Et effectivement, l’exemple de la surveillance (de masse) par le gouvernement, ou ses organes, n’a pas été au centre des débats, son impact sur le capital confiance et la promotion de l’innovation non plus. Alors qu’il aurait été un parfait axe de communication, puisque l’histoire de la Tunisie de Ben Ali est intimement liée à cela, et que la nouvelle loi anti-terrorisme et le projet de l’identifiant unique du citoyen nous y renvoient au galop. Un départ raté, puisque le grand public n’a pas réceptionné le bon message et qu’aucun support de communication n’eut été diffusé dans les médias. La campagne est restée enfermée dans le cercle des participants et quelques intéressés.

L’INPDP aurait du prendre son temps en contractant une agence de conseils en communication, seule capable d’établir un plan de communication de proximité, basé sur une connaissance comportementale de la société et pouvant faire passer un message clair et fluide à un large public. Accompagnée par des partenariats avec les médias publics et privés pour l’exécution, la campagne de sensibilisation aurait été efficiente.

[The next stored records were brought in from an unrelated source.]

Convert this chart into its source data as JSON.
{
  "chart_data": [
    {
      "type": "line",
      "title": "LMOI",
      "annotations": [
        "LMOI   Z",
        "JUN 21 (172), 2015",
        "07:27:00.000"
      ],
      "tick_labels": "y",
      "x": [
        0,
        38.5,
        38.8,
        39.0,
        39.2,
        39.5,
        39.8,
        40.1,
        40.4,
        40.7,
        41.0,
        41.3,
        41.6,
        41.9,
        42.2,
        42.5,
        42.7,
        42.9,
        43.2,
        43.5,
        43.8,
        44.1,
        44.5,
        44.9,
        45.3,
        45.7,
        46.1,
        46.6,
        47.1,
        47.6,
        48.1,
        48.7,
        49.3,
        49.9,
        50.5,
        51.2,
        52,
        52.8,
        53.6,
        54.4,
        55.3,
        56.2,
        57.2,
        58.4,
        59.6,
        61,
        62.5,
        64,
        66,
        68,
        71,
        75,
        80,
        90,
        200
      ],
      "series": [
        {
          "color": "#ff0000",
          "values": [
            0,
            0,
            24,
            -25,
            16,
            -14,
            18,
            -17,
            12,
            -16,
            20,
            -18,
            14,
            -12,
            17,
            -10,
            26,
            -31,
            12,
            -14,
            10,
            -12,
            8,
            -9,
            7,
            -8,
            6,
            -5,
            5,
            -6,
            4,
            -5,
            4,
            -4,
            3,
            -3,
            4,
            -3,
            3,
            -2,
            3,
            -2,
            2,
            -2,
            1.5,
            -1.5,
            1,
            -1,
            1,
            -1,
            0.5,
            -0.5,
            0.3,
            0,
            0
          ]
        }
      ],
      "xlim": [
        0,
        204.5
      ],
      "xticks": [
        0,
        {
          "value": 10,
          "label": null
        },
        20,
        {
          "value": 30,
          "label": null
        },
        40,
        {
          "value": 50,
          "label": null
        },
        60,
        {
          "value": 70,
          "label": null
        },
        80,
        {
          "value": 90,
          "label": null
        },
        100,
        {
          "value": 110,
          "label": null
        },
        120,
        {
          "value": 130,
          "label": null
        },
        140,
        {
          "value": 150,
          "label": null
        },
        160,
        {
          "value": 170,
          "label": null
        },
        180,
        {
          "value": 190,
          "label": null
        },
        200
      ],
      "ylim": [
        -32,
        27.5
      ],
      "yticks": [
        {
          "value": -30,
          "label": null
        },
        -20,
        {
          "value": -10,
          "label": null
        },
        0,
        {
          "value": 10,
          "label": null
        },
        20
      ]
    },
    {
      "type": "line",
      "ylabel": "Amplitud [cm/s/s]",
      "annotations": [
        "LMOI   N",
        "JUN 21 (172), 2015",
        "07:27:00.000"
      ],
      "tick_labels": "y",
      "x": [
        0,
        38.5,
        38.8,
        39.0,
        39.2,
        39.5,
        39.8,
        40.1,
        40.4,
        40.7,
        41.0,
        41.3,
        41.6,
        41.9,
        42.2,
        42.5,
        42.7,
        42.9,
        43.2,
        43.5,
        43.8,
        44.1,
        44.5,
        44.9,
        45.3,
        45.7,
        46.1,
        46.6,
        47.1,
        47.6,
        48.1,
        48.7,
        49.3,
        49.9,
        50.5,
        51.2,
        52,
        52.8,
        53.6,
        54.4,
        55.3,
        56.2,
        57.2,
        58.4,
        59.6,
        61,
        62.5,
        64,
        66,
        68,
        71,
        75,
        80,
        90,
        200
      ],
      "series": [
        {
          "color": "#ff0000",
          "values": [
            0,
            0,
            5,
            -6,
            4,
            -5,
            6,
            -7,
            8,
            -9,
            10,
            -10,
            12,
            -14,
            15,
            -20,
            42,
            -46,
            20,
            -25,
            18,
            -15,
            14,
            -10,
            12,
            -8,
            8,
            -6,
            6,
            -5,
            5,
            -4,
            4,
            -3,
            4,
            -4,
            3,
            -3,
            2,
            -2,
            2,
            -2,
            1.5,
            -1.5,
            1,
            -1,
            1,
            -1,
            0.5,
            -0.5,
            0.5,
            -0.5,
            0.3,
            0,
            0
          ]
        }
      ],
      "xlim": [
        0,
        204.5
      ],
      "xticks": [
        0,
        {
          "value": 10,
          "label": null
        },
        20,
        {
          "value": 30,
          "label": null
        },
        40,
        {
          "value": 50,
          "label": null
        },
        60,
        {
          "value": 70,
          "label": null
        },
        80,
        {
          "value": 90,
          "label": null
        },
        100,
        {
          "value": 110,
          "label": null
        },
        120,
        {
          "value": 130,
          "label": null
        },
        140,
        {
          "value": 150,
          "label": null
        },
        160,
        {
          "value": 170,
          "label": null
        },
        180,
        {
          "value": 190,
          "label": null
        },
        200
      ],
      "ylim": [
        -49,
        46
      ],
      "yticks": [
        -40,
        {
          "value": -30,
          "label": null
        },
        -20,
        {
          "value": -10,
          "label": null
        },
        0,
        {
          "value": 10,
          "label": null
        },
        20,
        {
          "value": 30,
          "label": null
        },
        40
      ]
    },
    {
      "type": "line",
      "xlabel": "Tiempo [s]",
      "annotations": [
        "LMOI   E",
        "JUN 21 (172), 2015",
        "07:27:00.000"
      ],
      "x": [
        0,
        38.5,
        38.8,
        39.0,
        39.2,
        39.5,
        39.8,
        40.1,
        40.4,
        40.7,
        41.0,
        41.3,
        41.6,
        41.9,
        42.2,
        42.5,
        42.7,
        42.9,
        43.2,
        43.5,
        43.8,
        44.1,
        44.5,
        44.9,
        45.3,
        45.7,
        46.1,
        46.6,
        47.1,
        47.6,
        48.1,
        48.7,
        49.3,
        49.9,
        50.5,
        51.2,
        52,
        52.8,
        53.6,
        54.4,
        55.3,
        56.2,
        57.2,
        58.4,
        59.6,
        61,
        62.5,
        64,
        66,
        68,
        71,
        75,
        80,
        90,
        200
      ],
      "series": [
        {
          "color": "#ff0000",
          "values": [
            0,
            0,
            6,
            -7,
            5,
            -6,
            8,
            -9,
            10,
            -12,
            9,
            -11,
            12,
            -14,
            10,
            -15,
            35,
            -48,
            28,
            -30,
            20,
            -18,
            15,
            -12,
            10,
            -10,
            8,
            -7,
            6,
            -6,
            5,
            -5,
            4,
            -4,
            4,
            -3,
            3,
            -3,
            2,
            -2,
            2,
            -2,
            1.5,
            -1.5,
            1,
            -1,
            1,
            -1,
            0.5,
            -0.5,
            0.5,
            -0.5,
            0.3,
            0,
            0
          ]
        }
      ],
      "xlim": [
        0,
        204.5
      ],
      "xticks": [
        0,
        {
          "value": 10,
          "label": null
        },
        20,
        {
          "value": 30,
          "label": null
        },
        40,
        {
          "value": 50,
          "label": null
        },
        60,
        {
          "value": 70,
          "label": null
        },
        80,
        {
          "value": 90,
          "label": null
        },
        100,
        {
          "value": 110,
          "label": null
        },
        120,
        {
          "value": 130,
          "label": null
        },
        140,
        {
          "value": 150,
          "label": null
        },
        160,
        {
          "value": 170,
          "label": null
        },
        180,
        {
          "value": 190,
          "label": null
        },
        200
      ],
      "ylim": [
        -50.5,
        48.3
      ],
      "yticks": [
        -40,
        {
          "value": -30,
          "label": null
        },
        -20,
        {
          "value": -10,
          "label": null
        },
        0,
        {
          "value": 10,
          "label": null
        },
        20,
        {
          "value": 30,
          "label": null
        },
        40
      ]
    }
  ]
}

Aussi, cette instance peut compter sur l’aide de différents acteurs, en rassemblant un comité multi-acteurs et consultatif, composé d’experts en protection des données personnelles, et autres domaines y relatifs. Etablir des actions communes, en région aussi, avec les représentants de la société civile, du secteur public et même du privé, et éveiller les internautes sur la nécessité du cryptage de leur données par exemple. Participer, être représentés ou organiser des tables rondes autours dudit axe de communication. Mais avant tout se détacher, en tant que ‘autorité indépendante’, de toute politisation du travail de régulation et de sensibilisation.

Conclusion:

Pour conclure, il est évident que pour la plupart des tunisiens, leur vie privée aussi bien en ligne que loin de la technologie, ne représente pas un précieux droit. Plusieurs chantiers sont lancés comme le travail de sensibilisation aussi bien dans le forcing de l’application de la loi que du fait de vulgarisation de ce concept, et la reforme de la loi 2004. Mais il ne faudrait pas tomber dans l’accumulation de textes juridiques et délaisser les autres plans, surtout celui de faire face à la surveillance.  L’urgence est que le droit à une vie privée ne soit pas un mythe, à cause d’une culture ancrée ou d’un manque d’information ou encore par peur des problèmes de sécurité.